What happens when someone dies in Ontario: Current process and proposed addition

  1. Person dies in their bed.
  2. Son visits, discovers the body.
  3. Son calls 911. Paramedics attend, confirm death. If the deceased had a family doctor who saw them recently, police may release the body and the family doctor is contacted. If not, the coroner is called.
  4. A physician or coroner examines the body and completes the Medical Certificate of Death (cause of death, date, etc.).
  5. Son contacts a funeral director — or chooses not to. If no funeral director:
    • Son obtains the Statement of Death (Form 15) from the municipal clerk's office.
    • Son fills it out as the "informant" (name, age, address, marital status, parents' names, place of birth of the deceased, etc.).
    • Son submits the completed Statement of Death and the Medical Certificate of Death to the municipal clerk.
    • If using a funeral director, the funeral director handles steps 5 through 6 on behalf of the family.
  6. Municipal clerk issues a Burial Permit. Body can now be buried or cremated.
  7. Municipal clerk forwards the registration documents to the Registrar General in Thunder Bay.
  8. Registrar General registers the death.

— Current system ends here. Nothing further happens unless the family chooses to publish an obituary. —

Proposed addition

  1. 30-day clock starts from registration.
  2. On day 0, Registrar General transmits deceased indicator to CRA, Service Canada, and prescribed credit bureaus (Change 3).
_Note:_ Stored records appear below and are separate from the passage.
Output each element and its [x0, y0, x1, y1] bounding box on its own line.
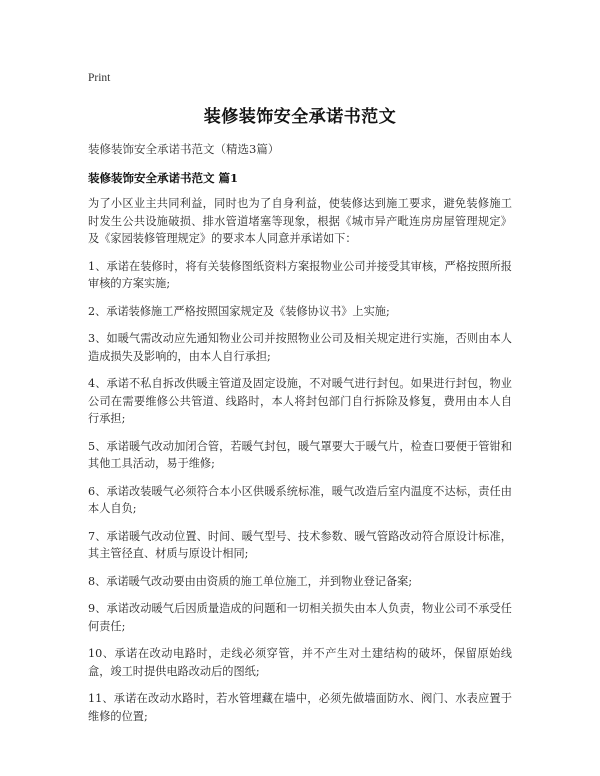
commitment-item-3: 3、如暖气需改动应先通知物业公司并按照物业公司及相关规定进行实施，否则由本人造成损失及影响的，由本人自行承担; [88, 332, 512, 363]
commitment-item-7: 7、承诺暖气改动位置、时间、暖气型号、技术参数、暖气管路改动符合原设计标准，其主管径直、材质与原设计相同; [88, 529, 512, 560]
commitment-item-5: 5、承诺暖气改动加闭合管，若暖气封包，暖气罩要大于暖气片，检查口要便于管钳和其他工具活动，易于维修; [88, 439, 512, 470]
section-heading: 装修装饰安全承诺书范文 篇1 [88, 171, 239, 185]
print-link[interactable]: Print [88, 72, 111, 84]
commitment-item-2: 2、承诺装修施工严格按照国家规定及《装修协议书》上实施; [88, 304, 390, 318]
commitment-item-1: 1、承诺在装修时，将有关装修图纸资料方案报物业公司并接受其审核，严格按照所报审核的方案实施; [88, 259, 512, 290]
intro-paragraph: 为了小区业主共同利益，同时也为了自身利益，使装修达到施工要求，避免装修施工时发生公共设施破损、排水管道堵塞等现象，根据《城市异产毗连房房屋管理规定》及《家园装修管理规定》的要求本人同意并承诺如下： [88, 197, 512, 245]
commitment-item-4: 4、承诺不私自拆改供暖主管道及固定设施，不对暖气进行封包。如果进行封包，物业公司在需要维修公共管道、线路时，本人将封包部门自行拆除及修复，费用由本人自行承担; [88, 377, 512, 425]
commitment-item-10: 10、承诺在改动电路时，走线必须穿管，并不产生对土建结构的破坏，保留原始线盒，竣工时提供电路改动后的图纸; [88, 647, 512, 678]
commitment-item-6: 6、承诺改装暖气必须符合本小区供暖系统标准，暖气改造后室内温度不达标，责任由本人自负; [88, 484, 512, 515]
document-subtitle: 装修装饰安全承诺书范文（精选3篇） [88, 142, 280, 156]
commitment-item-8: 8、承诺暖气改动要由由资质的施工单位施工，并到物业登记备案; [88, 574, 413, 588]
page-title: 装修装饰安全承诺书范文 [203, 107, 397, 127]
paragraph-list [88, 195, 512, 725]
commitment-item-9: 9、承诺改动暖气后因质量造成的问题和一切相关损失由本人负责，物业公司不承受任何责任; [88, 602, 512, 633]
commitment-item-11: 11、承诺在改动水路时，若水管埋藏在墙中，必须先做墙面防水、阀门、水表应置于维修的位置; [88, 692, 512, 723]
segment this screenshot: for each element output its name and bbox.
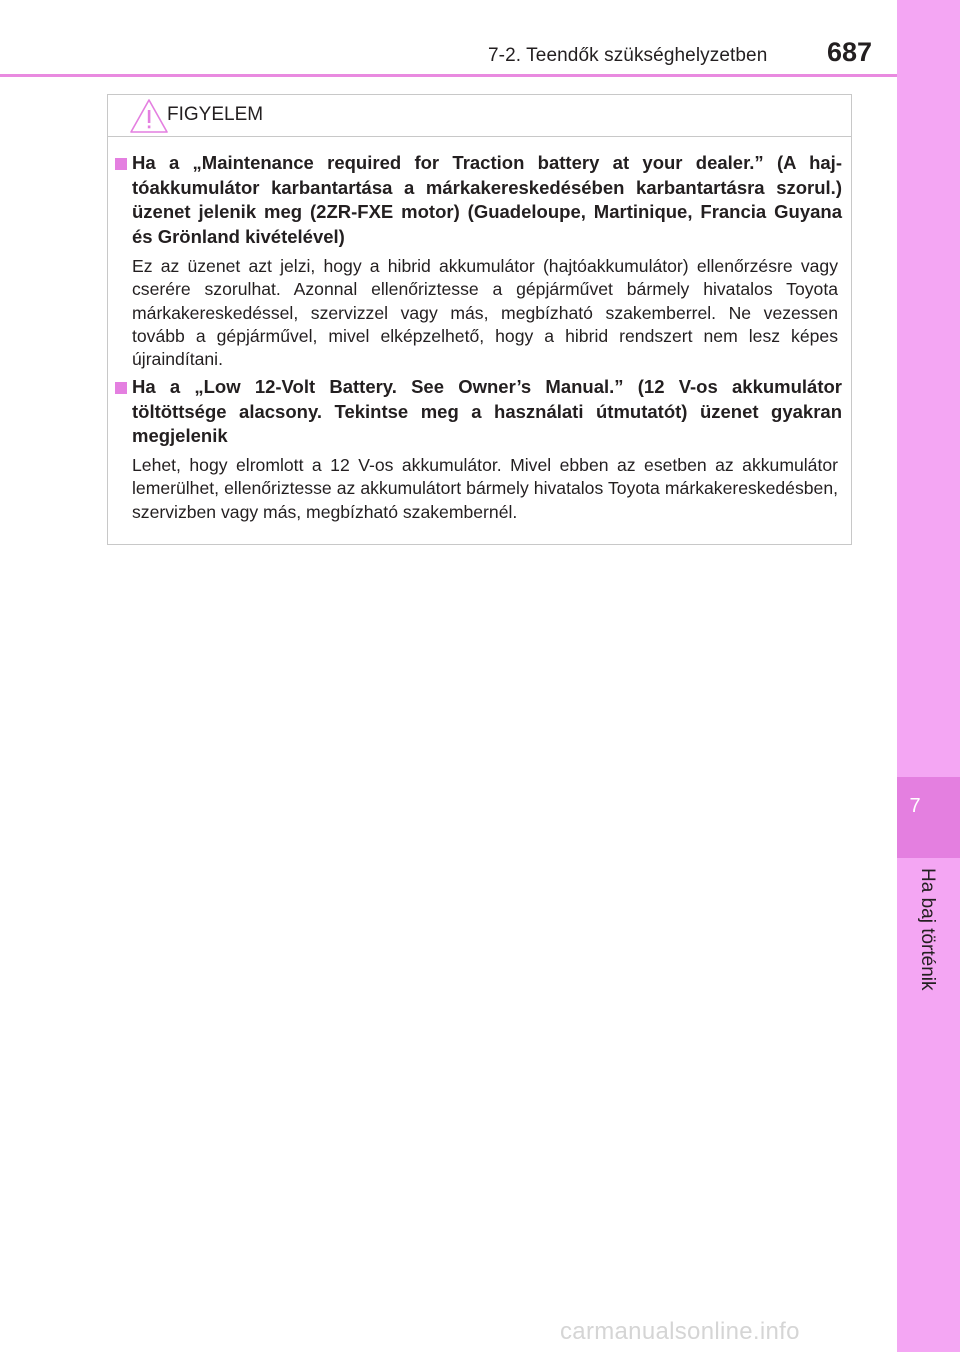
side-tab xyxy=(897,0,960,1352)
section-title: 7-2. Teendők szükséghelyzetben xyxy=(488,45,768,66)
square-bullet-icon xyxy=(115,158,127,170)
caution-item-heading: Ha a „Maintenance required for Traction battery at your dealer.” (A hajtóakkumulátor karbantartása a márkakereskedésében karbantartásra szorul.) üzenet jelenik meg (2ZR-FXE motor) (Guadeloupe, Martinique, Francia Guyana és Grönland kivételével) xyxy=(132,152,842,247)
caution-label: FIGYELEM xyxy=(167,104,264,125)
watermark: carmanualsonline.info xyxy=(560,1318,800,1345)
caution-item-body: Ez az üzenet azt jelzi, hogy a hibrid akkumulátor (hajtóakkumulátor) ellenőrzésre vagy cserére szorulhat. Azonnal ellenőriztesse a gépjárművet bármely hivatalos Toyota márkakereskedéssel, szervizzel vagy más, megbízható szakemberrel. Ne vezessen tovább a gépjárművel, mivel elképzelhető, hogy a hibrid rendszert nem lesz képes újraindítani. xyxy=(132,256,838,370)
page-number: 687 xyxy=(827,37,873,67)
caution-box xyxy=(107,94,852,545)
chapter-number: 7 xyxy=(909,795,921,817)
caution-item-body: Lehet, hogy elromlott a 12 V-os akkumulátor. Mivel ebben az esetben az akkumulátor lemerülhet, ellenőriztesse az akkumulátort bármely hivatalos Toyota márkakereskedésben, szervizben vagy más, megbízható szakembernél. xyxy=(132,455,838,522)
caution-header xyxy=(108,95,851,137)
caution-item-heading: Ha a „Low 12-Volt Battery. See Owner’s Manual.” (12 V-os akkumulátor töltöttsége alacsony. Tekintse meg a használati útmutatót) üzenet gyakran megjelenik xyxy=(132,376,842,446)
chapter-title: Ha baj történik xyxy=(917,868,938,991)
warning-triangle-icon xyxy=(128,97,170,135)
square-bullet-icon xyxy=(115,382,127,394)
header-rule xyxy=(0,74,897,77)
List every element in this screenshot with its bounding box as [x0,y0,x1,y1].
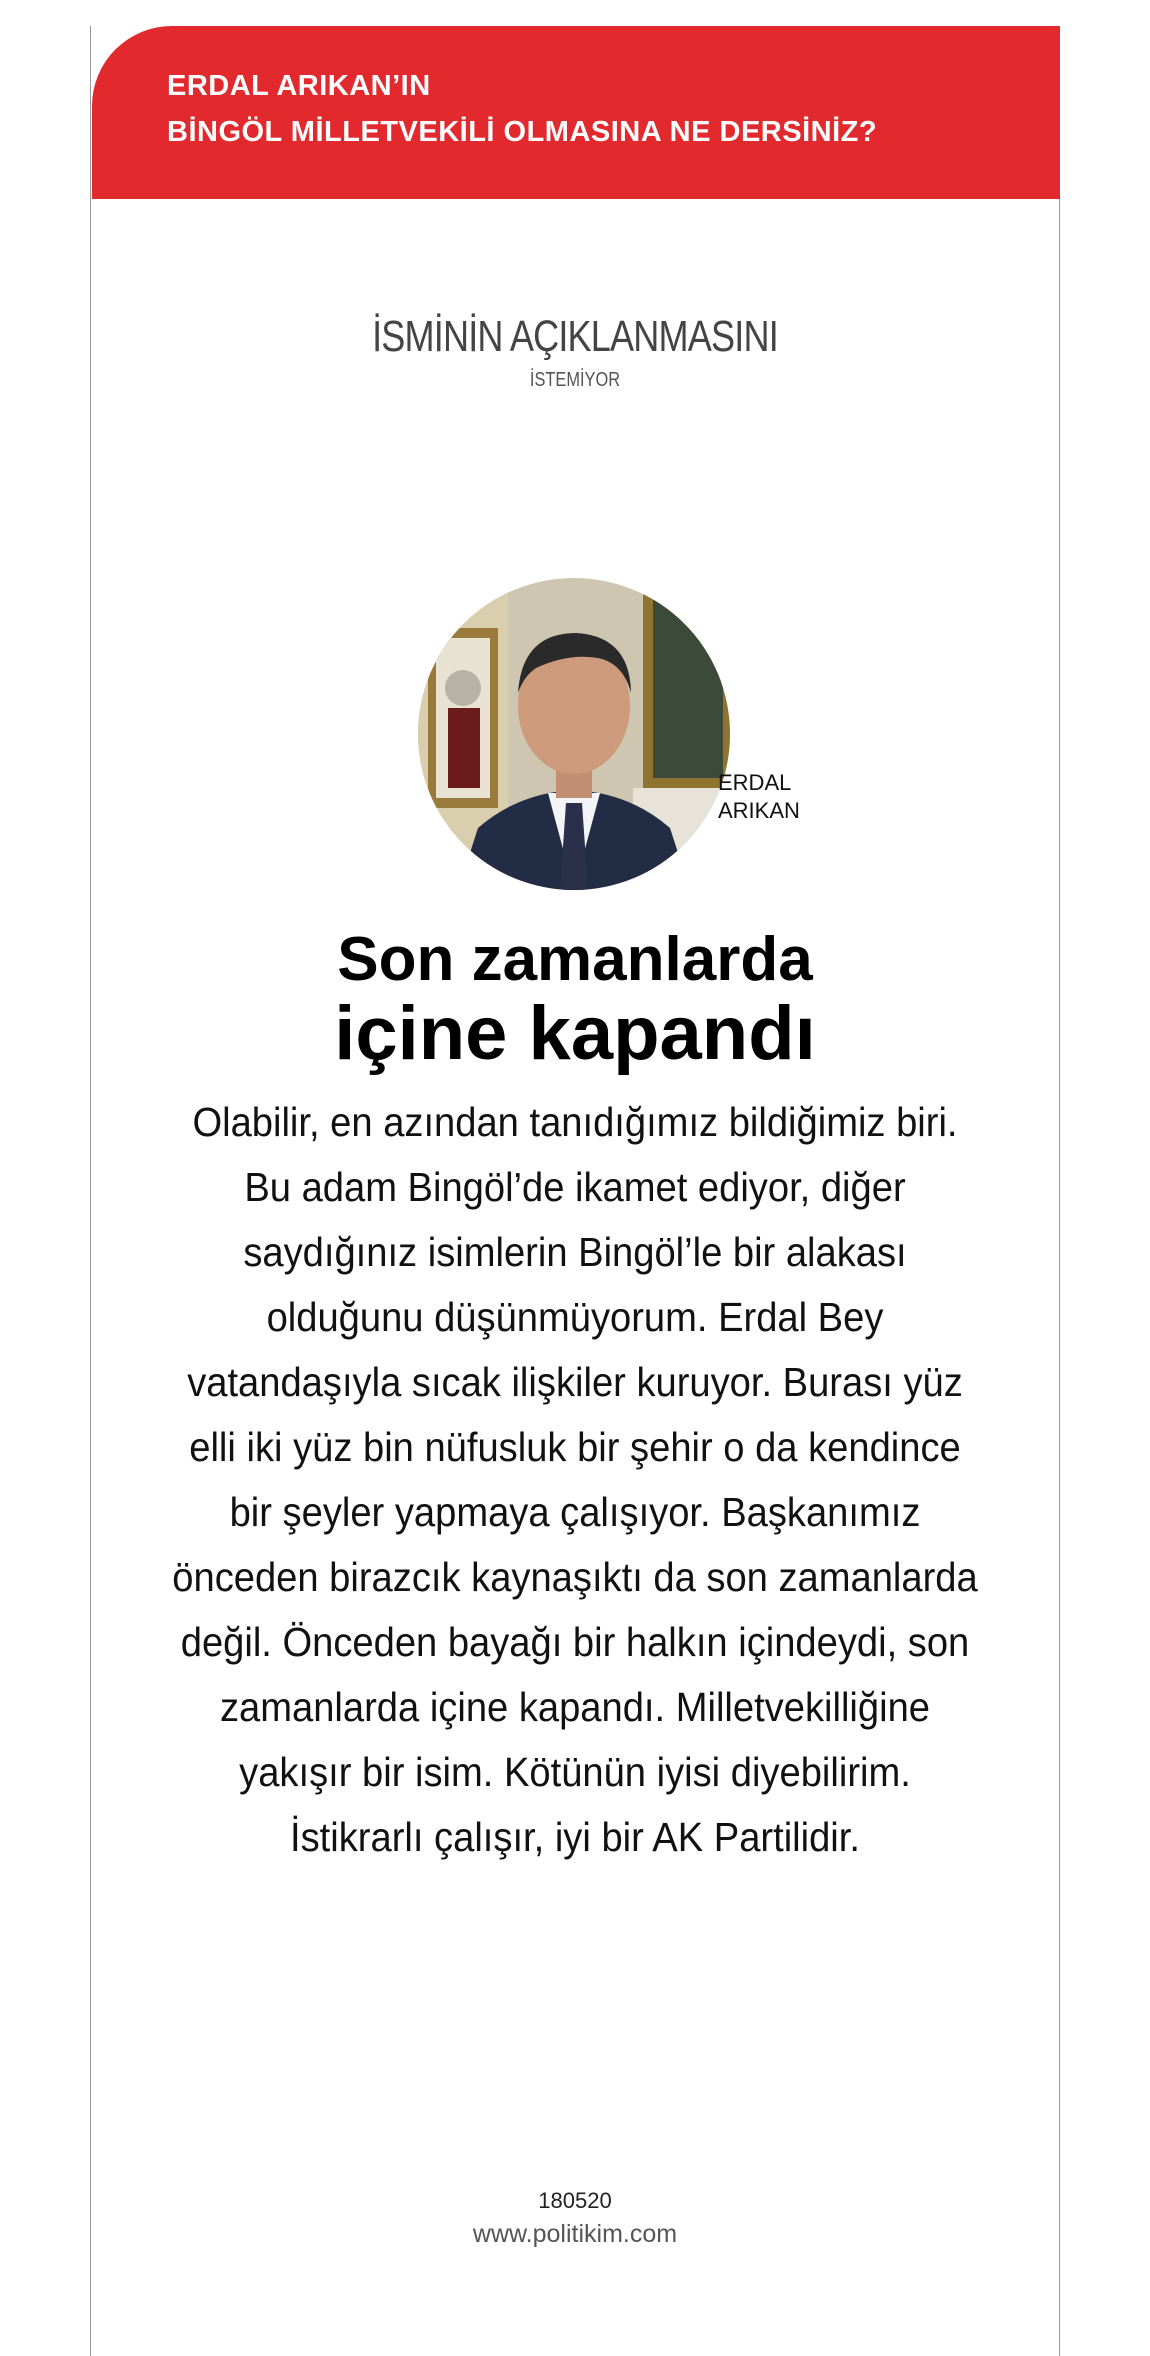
question-header [92,26,1060,199]
respondent-subtitle: İSTEMİYOR [529,369,621,391]
portrait-photo [418,578,730,890]
portrait-caption-last-name: ARIKAN [718,798,800,823]
footer-code: 180520 [538,2188,612,2213]
answer-body: Olabilir, en azından tanıdığımız bildiğimiz biri. Bu adam Bingöl’de ikamet ediyor, diğer saydığınız isimlerin Bingöl’le bir alakası olduğunu düşünmüyorum. Erdal Bey vatandaşıyla sıcak ilişkiler kuruyor. Burası yüz elli iki yüz bin nüfusluk bir şehir o da kendince bir şeyler yapmaya çalışıyor. Başkanımız önceden birazcık kaynaşıktı da son zamanlarda değil. Önceden bayağı bir halkın içindeydi, son zamanlarda içine kapandı. Milletvekilliğine yakışır bir isim. Kötünün iyisi diyebilirim. İstikrarlı çalışır, iyi bir AK Partilidir. [172,1099,978,1860]
headline-line-1: Son zamanlarda [337,925,813,994]
footer-url[interactable]: www.politikim.com [472,2220,678,2248]
question-line-2: BİNGÖL MİLLETVEKİLİ OLMASINA NE DERSİNİZ? [167,116,878,148]
question-line-1: ERDAL ARIKAN’IN [167,70,431,102]
respondent-name: İSMİNİN AÇIKLANMASINI [372,312,778,361]
headline-line-2: içine kapandı [334,991,816,1076]
portrait-caption-first-name: ERDAL [718,770,792,795]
Fraud prevention notice delivered to next of kin (Change 5).
  3. If no public announcement is detected by the Registrar General within 30 days, the Registrar General publishes on their website: name, date of death, municipality. Simultaneously transmitted to the local newspaper of record (in this case the Chronicle-Journal) as a sponsored line item in the obituary section, paid for by the province.